Two weeks ago, in one final attempt to overcome the political headwinds, Gerry wrote an editorial for The Telegraph in which he stressed that the company would be run through his fund and that he would not govern it as “an individual proprietor,
which is an important distinction that gets overlooked in the debates around ownership.” Of course, as Murdoch has shown, invested proprietors are exactly what British journalists seem to want out of their owners—they just want a certain kind. As for Garrahan, perhaps Gerry can find other uses for him at CBS News or Front Office Sports. Or maybe Gerry will buy the Rothschilds’ 20 percent stake in The Economist and put him there.
Anyway,
it’s possible that the biggest loser in all this is actually The Telegraph, itself. Beyond defending his honor, Gerry also used his editorial to argue that The Telegraph needed to embrace change and set grand ambitions for the paper’s future. “For some time, The New York Times has prospered on the global stage, offering its users digital products and services alongside its journalism and attracting almost 12 million subscribers,” he wrote.

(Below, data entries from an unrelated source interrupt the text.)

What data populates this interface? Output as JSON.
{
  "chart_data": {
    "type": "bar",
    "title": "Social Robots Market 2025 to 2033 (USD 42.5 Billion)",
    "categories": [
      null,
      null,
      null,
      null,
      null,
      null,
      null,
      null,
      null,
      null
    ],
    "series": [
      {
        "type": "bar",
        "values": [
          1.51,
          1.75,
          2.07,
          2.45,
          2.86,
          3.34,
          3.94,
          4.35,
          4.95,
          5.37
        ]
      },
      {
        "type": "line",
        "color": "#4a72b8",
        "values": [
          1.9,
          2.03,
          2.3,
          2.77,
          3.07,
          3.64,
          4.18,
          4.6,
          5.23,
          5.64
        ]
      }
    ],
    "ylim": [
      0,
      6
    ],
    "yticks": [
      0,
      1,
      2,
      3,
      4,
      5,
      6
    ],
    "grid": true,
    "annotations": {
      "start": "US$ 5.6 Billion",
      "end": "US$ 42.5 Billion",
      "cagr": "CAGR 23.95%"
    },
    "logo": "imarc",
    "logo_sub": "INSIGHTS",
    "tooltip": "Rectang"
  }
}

“Our ambitious plans for The Telegraph would see it become the global center-right equivalent to The New York Times, offering world-class journalism and commentary that resonates in the U.K. and globally.”
It’s a hell of an idea. Hopefully for them there’s a trusted Brit over there with significant capital, no foreign business partners, similar ambitions, and the stomach for Evans and his charges.